Small potholes and broken bricks: Barriers to #MyAccess

On the 2nd of December with 51 participants from Smt. Kumudben Dwarkadas Vora Industrial Home for Blind Women and Snehankit in Andheri West and participants from Wilson and Sophia college. After the meet and greet, the safe and unsafe exercise brought similar points as the previous day. Non sighted participants also spoke about the importance of their walking cane to their feeling of safety as well as feeling of being unsafe when asking strange men for help on the road.

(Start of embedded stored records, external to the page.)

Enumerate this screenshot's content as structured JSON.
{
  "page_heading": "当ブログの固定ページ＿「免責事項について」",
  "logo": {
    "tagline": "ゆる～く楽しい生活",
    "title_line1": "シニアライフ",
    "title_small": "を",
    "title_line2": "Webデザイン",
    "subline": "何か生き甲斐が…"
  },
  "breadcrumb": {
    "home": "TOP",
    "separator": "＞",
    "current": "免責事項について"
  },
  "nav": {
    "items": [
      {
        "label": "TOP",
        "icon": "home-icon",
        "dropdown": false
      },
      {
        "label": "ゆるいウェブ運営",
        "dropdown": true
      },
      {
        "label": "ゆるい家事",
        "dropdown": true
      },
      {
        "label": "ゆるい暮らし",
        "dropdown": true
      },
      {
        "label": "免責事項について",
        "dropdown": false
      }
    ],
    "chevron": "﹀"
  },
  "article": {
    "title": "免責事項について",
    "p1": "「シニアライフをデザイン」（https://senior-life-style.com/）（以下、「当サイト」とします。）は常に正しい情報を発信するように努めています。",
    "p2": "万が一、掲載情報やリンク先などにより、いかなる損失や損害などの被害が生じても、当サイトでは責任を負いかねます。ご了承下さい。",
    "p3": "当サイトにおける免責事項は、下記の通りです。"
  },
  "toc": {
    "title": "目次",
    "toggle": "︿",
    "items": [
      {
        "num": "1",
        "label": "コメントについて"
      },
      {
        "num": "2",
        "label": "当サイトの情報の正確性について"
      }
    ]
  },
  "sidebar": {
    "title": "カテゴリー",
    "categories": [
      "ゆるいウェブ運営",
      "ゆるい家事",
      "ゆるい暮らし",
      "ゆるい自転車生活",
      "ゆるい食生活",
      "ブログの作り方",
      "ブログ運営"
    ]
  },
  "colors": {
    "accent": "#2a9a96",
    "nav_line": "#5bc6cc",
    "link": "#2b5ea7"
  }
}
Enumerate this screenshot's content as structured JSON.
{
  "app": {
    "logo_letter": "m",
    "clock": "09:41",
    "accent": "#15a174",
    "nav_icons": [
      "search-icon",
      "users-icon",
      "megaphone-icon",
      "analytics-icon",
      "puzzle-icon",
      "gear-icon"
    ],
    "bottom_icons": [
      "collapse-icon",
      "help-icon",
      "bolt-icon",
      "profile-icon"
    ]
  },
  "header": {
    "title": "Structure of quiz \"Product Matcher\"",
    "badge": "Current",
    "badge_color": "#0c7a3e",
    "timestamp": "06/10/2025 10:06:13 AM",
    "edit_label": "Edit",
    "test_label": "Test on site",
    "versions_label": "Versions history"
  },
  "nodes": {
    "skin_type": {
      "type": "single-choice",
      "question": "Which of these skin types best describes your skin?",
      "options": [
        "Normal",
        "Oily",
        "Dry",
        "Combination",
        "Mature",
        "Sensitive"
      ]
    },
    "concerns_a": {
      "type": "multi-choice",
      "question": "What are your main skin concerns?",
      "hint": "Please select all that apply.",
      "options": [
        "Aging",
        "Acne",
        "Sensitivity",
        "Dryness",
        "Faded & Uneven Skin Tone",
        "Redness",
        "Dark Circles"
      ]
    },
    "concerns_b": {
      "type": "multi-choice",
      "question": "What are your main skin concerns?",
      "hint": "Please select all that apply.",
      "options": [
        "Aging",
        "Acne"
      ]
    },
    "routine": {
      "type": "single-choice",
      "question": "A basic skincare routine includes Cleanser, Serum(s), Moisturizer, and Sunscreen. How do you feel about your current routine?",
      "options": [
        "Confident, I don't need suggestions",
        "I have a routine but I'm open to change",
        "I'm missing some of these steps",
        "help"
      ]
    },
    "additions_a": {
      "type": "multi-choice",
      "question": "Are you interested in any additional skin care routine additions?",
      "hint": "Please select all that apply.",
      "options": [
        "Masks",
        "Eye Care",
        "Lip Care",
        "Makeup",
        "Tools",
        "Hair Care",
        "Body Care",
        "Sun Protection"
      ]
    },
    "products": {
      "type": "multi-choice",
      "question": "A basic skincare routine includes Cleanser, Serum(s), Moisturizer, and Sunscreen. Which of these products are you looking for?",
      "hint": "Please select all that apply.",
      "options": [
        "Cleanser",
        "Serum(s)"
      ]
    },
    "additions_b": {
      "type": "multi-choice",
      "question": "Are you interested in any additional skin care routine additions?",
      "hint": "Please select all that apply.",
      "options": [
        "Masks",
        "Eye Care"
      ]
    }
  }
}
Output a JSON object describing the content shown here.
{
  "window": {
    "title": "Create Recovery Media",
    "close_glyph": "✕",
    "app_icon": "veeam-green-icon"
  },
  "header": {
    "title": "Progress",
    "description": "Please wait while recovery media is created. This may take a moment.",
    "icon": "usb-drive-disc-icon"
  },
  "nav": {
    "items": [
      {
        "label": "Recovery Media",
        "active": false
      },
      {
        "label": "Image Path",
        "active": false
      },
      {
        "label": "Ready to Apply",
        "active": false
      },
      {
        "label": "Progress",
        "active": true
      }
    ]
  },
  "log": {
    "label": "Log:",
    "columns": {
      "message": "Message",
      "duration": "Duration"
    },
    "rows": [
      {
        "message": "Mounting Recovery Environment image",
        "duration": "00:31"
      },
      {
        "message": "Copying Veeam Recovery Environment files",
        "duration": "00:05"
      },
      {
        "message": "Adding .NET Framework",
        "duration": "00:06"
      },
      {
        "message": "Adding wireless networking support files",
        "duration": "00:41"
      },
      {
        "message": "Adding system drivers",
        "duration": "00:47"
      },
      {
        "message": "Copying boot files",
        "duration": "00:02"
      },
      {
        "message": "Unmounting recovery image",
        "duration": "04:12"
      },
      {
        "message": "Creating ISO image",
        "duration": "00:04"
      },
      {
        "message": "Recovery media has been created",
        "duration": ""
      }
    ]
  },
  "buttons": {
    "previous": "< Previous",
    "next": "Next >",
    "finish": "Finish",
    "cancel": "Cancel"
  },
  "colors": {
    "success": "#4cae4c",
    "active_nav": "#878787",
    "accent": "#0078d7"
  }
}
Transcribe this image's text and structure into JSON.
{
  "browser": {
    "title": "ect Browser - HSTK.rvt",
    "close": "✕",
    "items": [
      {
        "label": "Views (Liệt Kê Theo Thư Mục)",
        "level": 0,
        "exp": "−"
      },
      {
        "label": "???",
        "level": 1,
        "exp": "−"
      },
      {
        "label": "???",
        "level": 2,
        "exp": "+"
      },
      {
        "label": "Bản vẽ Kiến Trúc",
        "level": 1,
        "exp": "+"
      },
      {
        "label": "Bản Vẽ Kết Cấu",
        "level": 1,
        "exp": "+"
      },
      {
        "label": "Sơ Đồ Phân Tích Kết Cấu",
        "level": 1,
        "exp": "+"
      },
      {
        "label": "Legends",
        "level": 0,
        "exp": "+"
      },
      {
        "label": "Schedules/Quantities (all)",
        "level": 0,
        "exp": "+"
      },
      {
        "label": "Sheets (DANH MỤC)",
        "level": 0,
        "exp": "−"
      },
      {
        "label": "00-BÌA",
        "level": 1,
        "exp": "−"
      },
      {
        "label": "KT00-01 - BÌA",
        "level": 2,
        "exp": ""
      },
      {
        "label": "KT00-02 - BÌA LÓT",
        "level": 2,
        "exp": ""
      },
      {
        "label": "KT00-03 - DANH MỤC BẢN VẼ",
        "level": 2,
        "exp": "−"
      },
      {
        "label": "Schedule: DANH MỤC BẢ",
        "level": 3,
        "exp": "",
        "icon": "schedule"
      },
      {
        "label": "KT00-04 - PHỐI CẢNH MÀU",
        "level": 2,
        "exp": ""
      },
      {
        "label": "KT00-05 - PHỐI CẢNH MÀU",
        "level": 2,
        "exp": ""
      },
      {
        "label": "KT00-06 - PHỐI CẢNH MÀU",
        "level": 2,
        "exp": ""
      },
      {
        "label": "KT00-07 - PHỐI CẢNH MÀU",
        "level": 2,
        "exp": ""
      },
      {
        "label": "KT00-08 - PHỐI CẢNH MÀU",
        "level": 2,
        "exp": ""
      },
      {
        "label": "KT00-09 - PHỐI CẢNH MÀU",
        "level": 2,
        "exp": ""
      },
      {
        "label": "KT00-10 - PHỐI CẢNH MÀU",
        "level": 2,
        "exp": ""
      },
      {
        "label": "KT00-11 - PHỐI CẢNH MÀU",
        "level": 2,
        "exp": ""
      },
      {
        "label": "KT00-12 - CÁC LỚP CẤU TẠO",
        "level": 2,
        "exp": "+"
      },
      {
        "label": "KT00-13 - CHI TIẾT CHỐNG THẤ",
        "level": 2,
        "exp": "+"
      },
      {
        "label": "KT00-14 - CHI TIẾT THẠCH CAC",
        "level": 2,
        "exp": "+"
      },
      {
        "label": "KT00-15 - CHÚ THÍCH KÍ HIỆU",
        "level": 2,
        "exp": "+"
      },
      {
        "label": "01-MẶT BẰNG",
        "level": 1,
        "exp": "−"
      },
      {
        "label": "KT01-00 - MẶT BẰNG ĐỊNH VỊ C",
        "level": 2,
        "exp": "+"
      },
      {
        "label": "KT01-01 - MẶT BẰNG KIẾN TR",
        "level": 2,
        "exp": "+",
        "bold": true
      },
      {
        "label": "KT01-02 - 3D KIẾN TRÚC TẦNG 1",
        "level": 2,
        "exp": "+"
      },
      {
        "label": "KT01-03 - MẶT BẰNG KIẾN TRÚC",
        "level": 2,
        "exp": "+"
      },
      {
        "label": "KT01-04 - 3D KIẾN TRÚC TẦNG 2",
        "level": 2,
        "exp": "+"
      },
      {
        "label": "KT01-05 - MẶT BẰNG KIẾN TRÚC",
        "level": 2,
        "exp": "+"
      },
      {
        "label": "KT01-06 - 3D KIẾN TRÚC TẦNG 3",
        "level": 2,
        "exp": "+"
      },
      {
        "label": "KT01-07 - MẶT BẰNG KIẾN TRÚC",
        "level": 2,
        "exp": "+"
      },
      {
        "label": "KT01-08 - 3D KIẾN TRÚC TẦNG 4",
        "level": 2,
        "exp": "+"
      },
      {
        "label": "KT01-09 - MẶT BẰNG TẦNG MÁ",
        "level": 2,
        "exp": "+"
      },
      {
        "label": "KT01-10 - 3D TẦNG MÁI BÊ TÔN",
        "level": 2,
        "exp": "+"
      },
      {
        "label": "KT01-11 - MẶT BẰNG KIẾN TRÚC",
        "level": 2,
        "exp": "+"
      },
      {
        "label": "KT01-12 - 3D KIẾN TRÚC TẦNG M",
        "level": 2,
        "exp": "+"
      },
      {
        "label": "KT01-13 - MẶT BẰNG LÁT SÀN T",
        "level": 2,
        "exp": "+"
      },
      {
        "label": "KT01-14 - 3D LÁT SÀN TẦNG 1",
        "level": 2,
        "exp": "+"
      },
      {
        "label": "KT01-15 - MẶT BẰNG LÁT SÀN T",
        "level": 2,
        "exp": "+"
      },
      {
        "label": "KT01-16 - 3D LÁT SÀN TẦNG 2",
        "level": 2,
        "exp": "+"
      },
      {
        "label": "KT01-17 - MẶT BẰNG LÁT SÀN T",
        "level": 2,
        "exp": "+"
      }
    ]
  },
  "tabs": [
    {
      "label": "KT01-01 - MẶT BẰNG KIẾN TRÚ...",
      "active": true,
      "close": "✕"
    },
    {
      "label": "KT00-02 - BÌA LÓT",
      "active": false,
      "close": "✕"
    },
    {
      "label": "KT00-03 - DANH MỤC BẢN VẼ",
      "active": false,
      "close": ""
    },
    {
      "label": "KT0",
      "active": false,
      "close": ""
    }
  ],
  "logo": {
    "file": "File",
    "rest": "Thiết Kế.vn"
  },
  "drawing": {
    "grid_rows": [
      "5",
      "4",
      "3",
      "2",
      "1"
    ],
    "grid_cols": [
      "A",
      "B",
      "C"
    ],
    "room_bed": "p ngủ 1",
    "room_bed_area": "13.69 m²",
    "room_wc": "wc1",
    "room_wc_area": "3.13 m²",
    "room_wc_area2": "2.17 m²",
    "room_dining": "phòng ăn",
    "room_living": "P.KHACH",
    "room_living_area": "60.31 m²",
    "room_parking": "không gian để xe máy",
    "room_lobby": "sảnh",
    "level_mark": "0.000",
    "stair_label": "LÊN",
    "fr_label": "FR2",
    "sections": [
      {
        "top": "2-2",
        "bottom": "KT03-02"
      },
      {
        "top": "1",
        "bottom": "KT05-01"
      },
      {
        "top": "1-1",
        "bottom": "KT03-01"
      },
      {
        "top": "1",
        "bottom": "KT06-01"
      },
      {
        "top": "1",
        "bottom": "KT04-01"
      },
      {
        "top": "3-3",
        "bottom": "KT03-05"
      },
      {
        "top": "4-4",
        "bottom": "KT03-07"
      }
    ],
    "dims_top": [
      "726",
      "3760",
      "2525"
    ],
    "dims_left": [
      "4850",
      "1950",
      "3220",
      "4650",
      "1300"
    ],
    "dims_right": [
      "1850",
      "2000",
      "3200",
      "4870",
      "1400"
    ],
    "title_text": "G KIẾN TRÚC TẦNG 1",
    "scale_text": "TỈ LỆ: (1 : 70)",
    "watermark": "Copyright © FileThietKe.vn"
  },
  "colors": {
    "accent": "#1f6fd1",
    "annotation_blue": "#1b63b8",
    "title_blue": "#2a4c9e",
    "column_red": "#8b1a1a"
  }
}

Like the previous day, 2 routes were followed, both around the by-lanes of Lalubhai park and near SV road. Issues that hindered accessibility were bad footpaths, parked vehicles making footpaths inaccessible and potholes. Issues of safety were brought up in relation to secluded areas (under the Gokhale Bridge was already considered by a participant as unsafe and this was reinforced by a man who approached many girls in the group asking them unsolicited questions and even their phone numbers) and groups of men that hung around pan shops (one of whom decided to film the girls without their consent- the video was later deleted).

Route 1:

Lallubhai Park, towards S V Road
21 participants
One of the main problem on this route were the parked cars, which not only blocked the access to the footpaths but also made it difficult to use the road. Overall the footpaths were of poor quality, were too high and too narrow to be accessible. There were also many obstacles in the way such as flower pots, garbage and even animal feces. The roads also were of poor quality, uneven and full of potholes. Since the route took the participants to the main road (S.V. Road) they experienced problems when crossing the road due to rash drivers and lack of accessible traffic signals. The participants also noted that there were not enough lights, and the trees covered a few of them.

Route 2:

Lallubhai Park, towards Gokhale Bridge
30 participants
Similar to the first group, the participants on the second route felt that the footpath was narrow, uneven and broken. The road was also of poor quality, uneven and full of potholes. Here again, parked cars were seen as an obstacle to accessibility, as was garbage and concrete rubble. There was also a need for more lights in the area. This route included going under the Gokhle bridge, an area which was marked as most unsafe due to sewage water, garbage, darkness and an uneven road. Participants from the Industrial home for the blind even recognised the area as unsafe from their past experiences.